See July 24, 1852 (“. . .there is a short, fresh green on the shorn fields . . . the year has passed its culmination.”)

Thursday, July 22, 2010

To Annursnack

July 22.

Yesterday having been a rainy day, the air is now clear and cool. Rarely is the horizon so distinct. 

I stand in Heywood's pasture and, leaning over the wall, look westward. The surface of the earth, - grass grounds, pastures, and meadows, - is remarkably beautiful. All things are peculiarly fresh on account of the copious rains.

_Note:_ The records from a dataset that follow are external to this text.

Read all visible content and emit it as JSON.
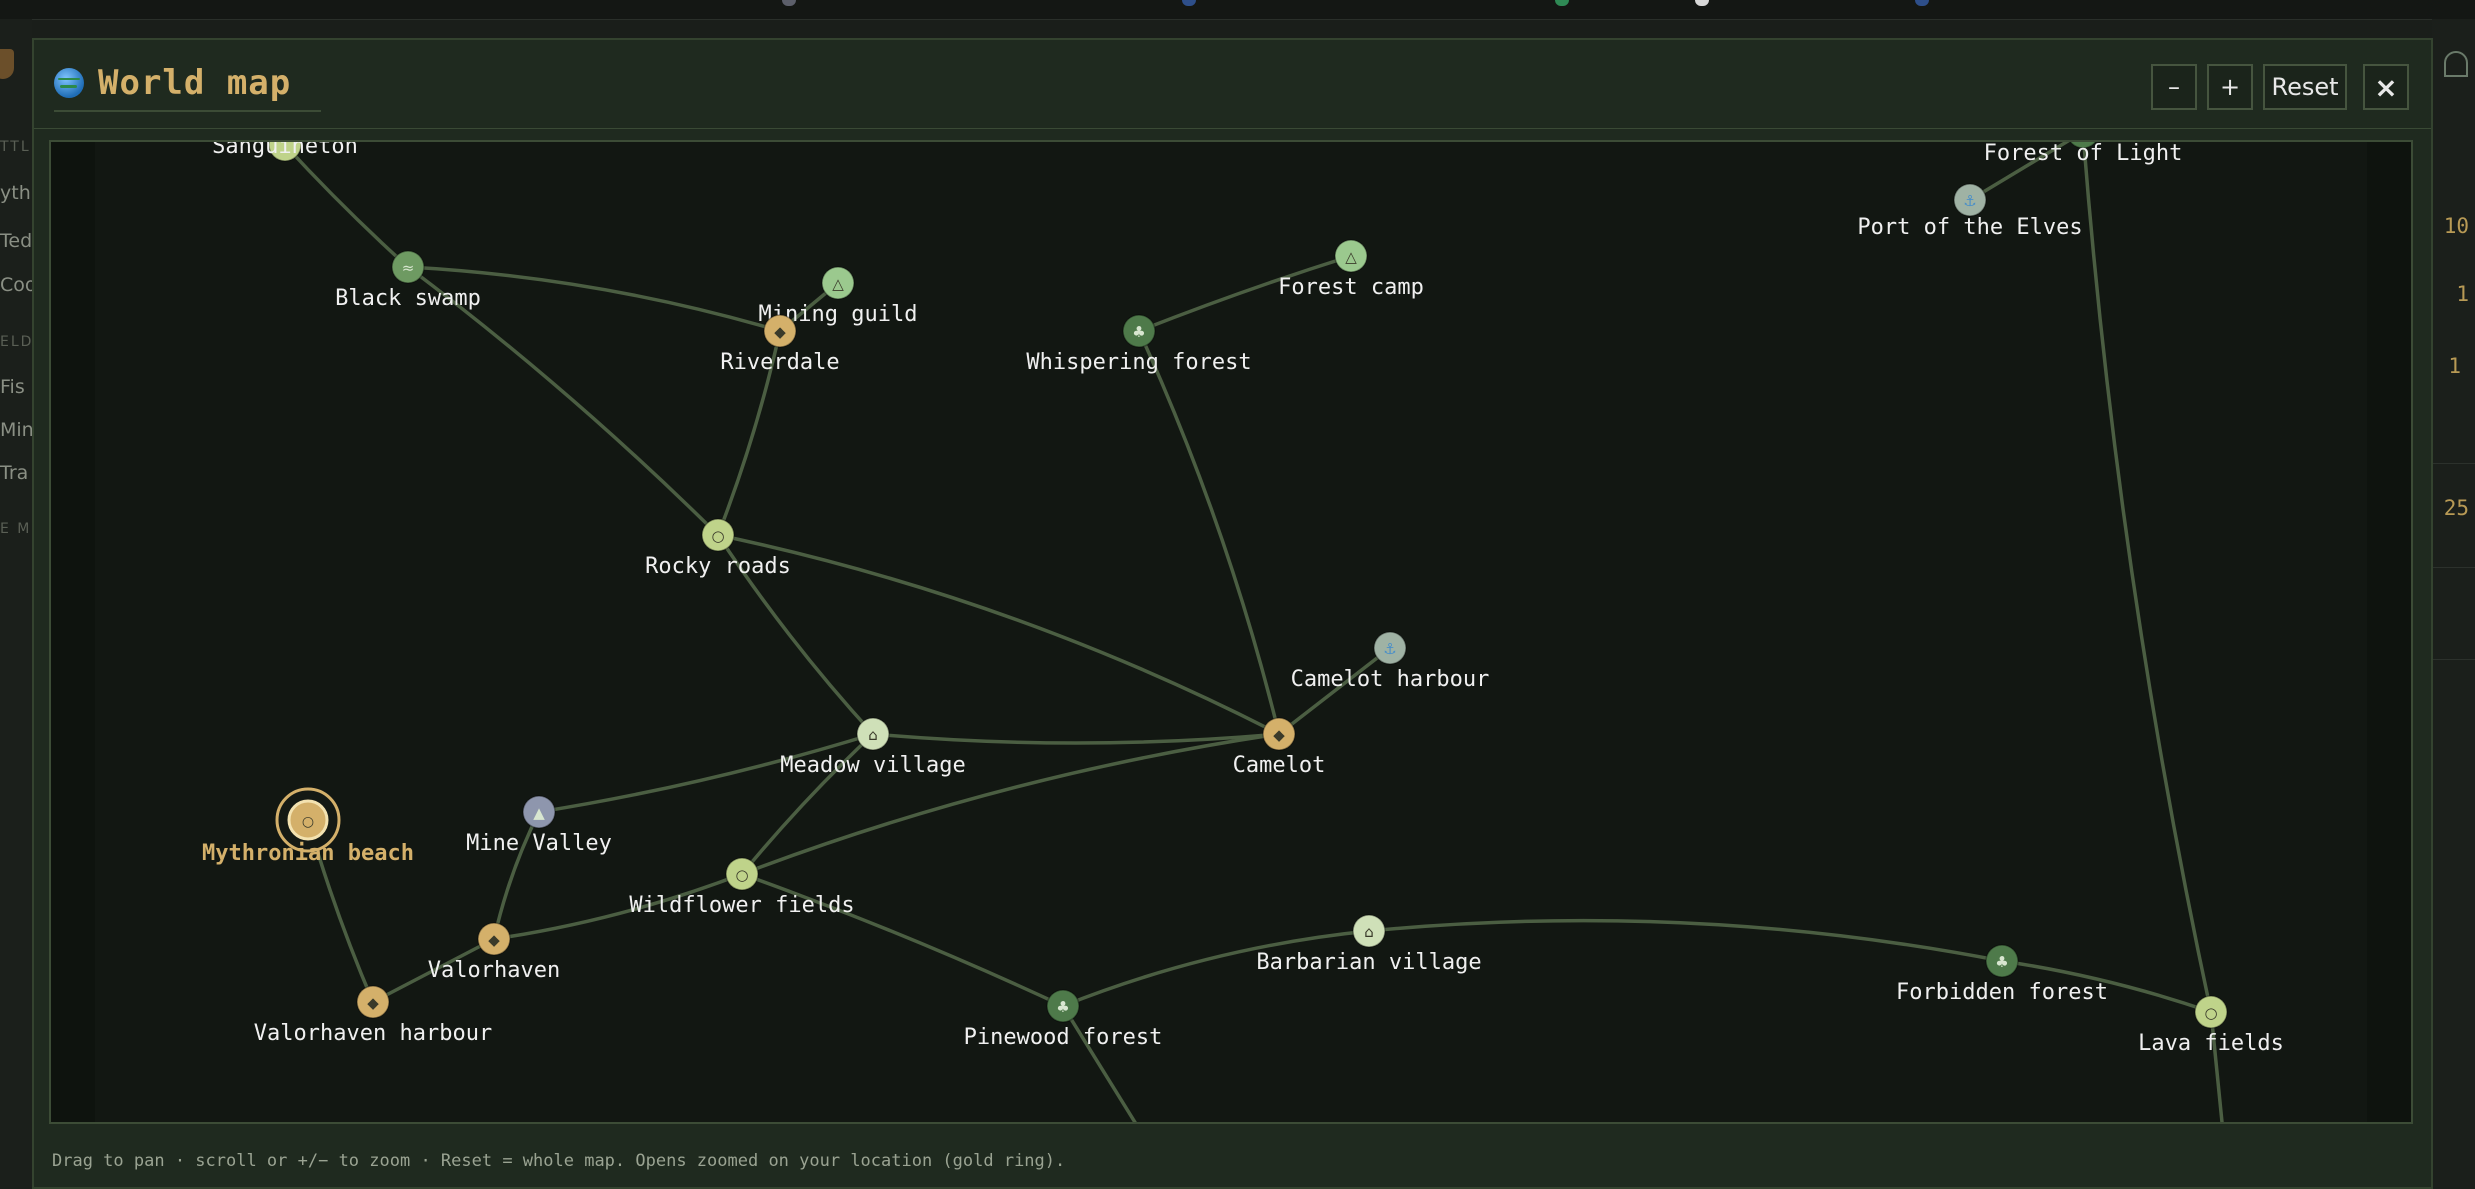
{
  "modal": {
    "title": "World map",
    "zoom_out_label": "–",
    "zoom_in_label": "+",
    "reset_label": "Reset",
    "close_label": "×",
    "hint": "Drag to pan · scroll or +/− to zoom · Reset = whole map. Opens zoomed on your location (gold ring)."
  },
  "map": {
    "current_location": "Mythronian beach",
    "colors": {
      "edge": "#4b5e42",
      "town": "#d4b06a",
      "forest": "#4e7a4a",
      "swamp": "#6e9a62",
      "camp": "#9bc98e",
      "field": "#bfd38a",
      "village": "#cfe0b8",
      "mine": "#8e96ad",
      "harbour_port": "#9fb2a4",
      "current_ring": "#d4b06a",
      "label": "#f0f0f0",
      "current_label": "#d4b06a"
    },
    "nodes": [
      {
        "id": "sanguineton",
        "name": "Sanguineton",
        "kind": "field",
        "icon": ""
      },
      {
        "id": "black-swamp",
        "name": "Black swamp",
        "kind": "swamp",
        "icon": "≈"
      },
      {
        "id": "mining-guild",
        "name": "Mining guild",
        "kind": "camp",
        "icon": "△"
      },
      {
        "id": "riverdale",
        "name": "Riverdale",
        "kind": "town",
        "icon": "◆"
      },
      {
        "id": "forest-camp",
        "name": "Forest camp",
        "kind": "camp",
        "icon": "△"
      },
      {
        "id": "whispering-forest",
        "name": "Whispering forest",
        "kind": "forest",
        "icon": "♣"
      },
      {
        "id": "forest-of-light",
        "name": "Forest of Light",
        "kind": "forest",
        "icon": ""
      },
      {
        "id": "port-of-the-elves",
        "name": "Port of the Elves",
        "kind": "harbour_port",
        "icon": "⚓"
      },
      {
        "id": "rocky-roads",
        "name": "Rocky roads",
        "kind": "field",
        "icon": "○"
      },
      {
        "id": "camelot-harbour",
        "name": "Camelot harbour",
        "kind": "harbour_port",
        "icon": "⚓"
      },
      {
        "id": "meadow-village",
        "name": "Meadow village",
        "kind": "village",
        "icon": "⌂"
      },
      {
        "id": "camelot",
        "name": "Camelot",
        "kind": "town",
        "icon": "◆"
      },
      {
        "id": "mythronian-beach",
        "name": "Mythronian beach",
        "kind": "current",
        "icon": "○"
      },
      {
        "id": "mine-valley",
        "name": "Mine Valley",
        "kind": "mine",
        "icon": "▲"
      },
      {
        "id": "wildflower-fields",
        "name": "Wildflower fields",
        "kind": "field",
        "icon": "○"
      },
      {
        "id": "valorhaven",
        "name": "Valorhaven",
        "kind": "town",
        "icon": "◆"
      },
      {
        "id": "barbarian-village",
        "name": "Barbarian village",
        "kind": "village",
        "icon": "⌂"
      },
      {
        "id": "forbidden-forest",
        "name": "Forbidden forest",
        "kind": "forest",
        "icon": "♣"
      },
      {
        "id": "valorhaven-harbour",
        "name": "Valorhaven harbour",
        "kind": "town",
        "icon": "◆"
      },
      {
        "id": "pinewood-forest",
        "name": "Pinewood forest",
        "kind": "forest",
        "icon": "♣"
      },
      {
        "id": "lava-fields",
        "name": "Lava fields",
        "kind": "field",
        "icon": "○"
      }
    ],
    "edges": [
      [
        "sanguineton",
        "black-swamp"
      ],
      [
        "black-swamp",
        "riverdale"
      ],
      [
        "black-swamp",
        "rocky-roads"
      ],
      [
        "mining-guild",
        "riverdale"
      ],
      [
        "riverdale",
        "rocky-roads"
      ],
      [
        "forest-camp",
        "whispering-forest"
      ],
      [
        "whispering-forest",
        "camelot"
      ],
      [
        "forest-of-light",
        "port-of-the-elves"
      ],
      [
        "forest-of-light",
        "lava-fields"
      ],
      [
        "rocky-roads",
        "meadow-village"
      ],
      [
        "rocky-roads",
        "camelot"
      ],
      [
        "camelot-harbour",
        "camelot"
      ],
      [
        "meadow-village",
        "camelot"
      ],
      [
        "meadow-village",
        "mine-valley"
      ],
      [
        "meadow-village",
        "wildflower-fields"
      ],
      [
        "wildflower-fields",
        "camelot"
      ],
      [
        "mine-valley",
        "valorhaven"
      ],
      [
        "wildflower-fields",
        "valorhaven"
      ],
      [
        "mythronian-beach",
        "valorhaven-harbour"
      ],
      [
        "valorhaven",
        "valorhaven-harbour"
      ],
      [
        "wildflower-fields",
        "pinewood-forest"
      ],
      [
        "pinewood-forest",
        "barbarian-village"
      ],
      [
        "barbarian-village",
        "forbidden-forest"
      ],
      [
        "forbidden-forest",
        "lava-fields"
      ],
      [
        "pinewood-forest",
        "offscreen-south"
      ],
      [
        "lava-fields",
        "offscreen-south-east"
      ]
    ]
  },
  "background": {
    "left_texts": [
      "TTLE",
      "yth",
      "Ted",
      "Coo",
      "ELD",
      "Fis",
      "Min",
      "Tra",
      "E M"
    ],
    "right_numbers": [
      "10",
      "1",
      "1",
      "25"
    ]
  }
}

The next field, as I look over the wall, is a sort of terrestrial rainbow. First dark-green, where white clover has been cut; next along the edge of the meadow is a strip of red-top, uncut, perfectly distinct; then the cheerful bright-yellow sedge of the meadow; then a corresponding belt of red-top on its upper edge, quite straight and rectilinear like the first; then a glaucous-green field of grain still quite low; and, in the further corner of the field, a much darker square of green than any yet -- all brilliant in this wonderful light.

First locust heard.

H. D. Thoreau, Journal, July 22, 1860

A sort of terrestrial rainbow all brilliant in this wonderful light. See July 15, 1860 (“The rich green of young grain now, of various shades; the flashing blades of corn; the yellowing tops of ripening grain; the dense uniform red of red-top; the purple of the fowl-meadow along the low river-banks; the very dark and shadowy green of herd's-grass as if clouds were always passing over it; the fresh light green where June-grass has been cut; the fresh dark green where clover has been cut; the hard, dark green of pastures; the cheerful yellowish green of the meadows where the sedges prevail, with darker patches and veins of grass in the higher and drier parts.”)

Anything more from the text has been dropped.